Antibodies against the c-terminus of apoA-1 as predictors of death in the general population but not as therapeutic targets actionable through cognate peptides immunomodulation Free

Autoantibodies against apolipoprotein A-1 (anti-apoA-1 IgGs) have emerged as an independent biomarker for cardiovascular disease and mortality in humans, promote death in ApoE−/− mice, and seem to be preferentially oriented against the c-terminal part of apoA-1 (cterA1). Corresponding specific mimetic peptides were shown to reverse anti-apoA-1 IgG pro-inflammatory effects in vitro. We evaluated the association of IgG against c-terminus apoA-1 (anti-cterA1 IgGs) with all-cause mortality in the community and tested the ability of two cterA1 mimetic peptides to reverse the anti-apoA-1 IgG-induced inflammation in vitro and mortality in ApoE−/− mice.
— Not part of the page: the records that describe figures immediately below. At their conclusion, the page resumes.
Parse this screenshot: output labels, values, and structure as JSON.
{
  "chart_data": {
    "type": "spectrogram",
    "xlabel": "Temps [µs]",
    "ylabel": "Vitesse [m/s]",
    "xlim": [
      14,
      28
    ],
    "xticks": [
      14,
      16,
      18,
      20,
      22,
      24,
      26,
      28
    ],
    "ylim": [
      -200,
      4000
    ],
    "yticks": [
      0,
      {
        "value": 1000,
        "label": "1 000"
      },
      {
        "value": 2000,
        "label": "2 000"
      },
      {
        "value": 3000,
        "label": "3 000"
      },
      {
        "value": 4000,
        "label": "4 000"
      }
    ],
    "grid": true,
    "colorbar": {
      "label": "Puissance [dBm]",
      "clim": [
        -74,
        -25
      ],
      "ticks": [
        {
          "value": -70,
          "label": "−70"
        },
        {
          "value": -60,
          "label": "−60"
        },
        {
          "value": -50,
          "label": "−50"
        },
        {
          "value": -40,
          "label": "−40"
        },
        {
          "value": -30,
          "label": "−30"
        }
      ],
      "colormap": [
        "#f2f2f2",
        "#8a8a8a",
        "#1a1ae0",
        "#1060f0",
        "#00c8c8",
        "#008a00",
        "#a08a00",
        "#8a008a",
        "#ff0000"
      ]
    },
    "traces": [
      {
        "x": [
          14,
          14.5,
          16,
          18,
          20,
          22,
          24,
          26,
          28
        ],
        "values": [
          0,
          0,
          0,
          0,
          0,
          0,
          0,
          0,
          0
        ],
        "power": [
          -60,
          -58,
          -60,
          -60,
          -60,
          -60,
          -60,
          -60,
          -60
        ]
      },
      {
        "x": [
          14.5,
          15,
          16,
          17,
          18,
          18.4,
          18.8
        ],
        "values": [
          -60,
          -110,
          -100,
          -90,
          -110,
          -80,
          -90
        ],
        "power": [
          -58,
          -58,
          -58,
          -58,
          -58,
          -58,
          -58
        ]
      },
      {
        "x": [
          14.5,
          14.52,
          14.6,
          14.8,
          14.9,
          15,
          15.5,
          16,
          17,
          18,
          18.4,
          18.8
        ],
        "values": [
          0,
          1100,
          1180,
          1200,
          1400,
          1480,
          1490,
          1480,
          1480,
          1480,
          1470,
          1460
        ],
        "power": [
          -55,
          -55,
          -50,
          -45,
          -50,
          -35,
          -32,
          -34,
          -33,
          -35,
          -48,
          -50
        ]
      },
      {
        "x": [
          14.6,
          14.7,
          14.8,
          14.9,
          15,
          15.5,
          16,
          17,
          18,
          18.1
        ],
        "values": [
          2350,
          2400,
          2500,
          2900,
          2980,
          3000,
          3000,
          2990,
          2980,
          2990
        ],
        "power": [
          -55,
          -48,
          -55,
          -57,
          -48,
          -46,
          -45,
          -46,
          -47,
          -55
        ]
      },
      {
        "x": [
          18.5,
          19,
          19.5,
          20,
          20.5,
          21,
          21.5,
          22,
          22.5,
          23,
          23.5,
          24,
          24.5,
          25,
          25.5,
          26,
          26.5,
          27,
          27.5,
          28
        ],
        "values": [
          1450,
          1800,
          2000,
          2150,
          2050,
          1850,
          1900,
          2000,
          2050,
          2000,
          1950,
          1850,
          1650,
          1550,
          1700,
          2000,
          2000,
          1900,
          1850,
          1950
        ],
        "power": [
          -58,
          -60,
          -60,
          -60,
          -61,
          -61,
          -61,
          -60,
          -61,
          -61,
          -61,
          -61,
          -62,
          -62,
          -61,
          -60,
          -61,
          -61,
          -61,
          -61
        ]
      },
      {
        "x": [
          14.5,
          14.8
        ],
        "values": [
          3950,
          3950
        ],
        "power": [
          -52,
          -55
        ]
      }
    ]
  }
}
Anti-cterA1 IgGs were measured on serum samples of 5220 consecutive participants included in the CoLaus study with median follow-up duration of 5.6 years. The primary study outcome was all-cause mortality. Two chemically engineered optimized cterA1 mimetic peptides were tested i) on HEK cells to modulate interleukin-8 (IL-8) and tumor necrosis-alpha (TNF-α) production, and ii) in apoE−/− mice exposed to 16 weeks of anti-apoA-1 IgG passive immunisation.

Anti-cterA1 IgG independently predicted all-cause mortality, each standard deviation of anti-cterA1 IgG being associated with a 18% increase in mortality risk (Hazard Ratio:1.18, 95%confidence intervals:1.04–1.33; p=0.009). Both cterA1 mimetic peptides reduced the anti-apoA-1 IgG-induced inflammation in a dose-dependent manner in vitro, but did not rescue the anti-apoA-1 IgG-associated mortality in mice.

Anti-cterA1 IgG independently predict all-cause mortality in the general population. By failing to reverse the anti-apoA-1 IgG-induced mortality in mice, our data do not support the hypothesis that these autoantibodies could be actionable through cognate peptides immunomodulation.

Type of funding source: Private grant(s) and/or Sponsorship. Main funding source(s): This work was supported by a grant from the Leenaards Foundation (grant number 3698 to N.V.) by the Swiss National Science Foundation (grant number 310030-163335 to N.V.) and by the De Reuter Foundation (grant number 315112 to N.V.).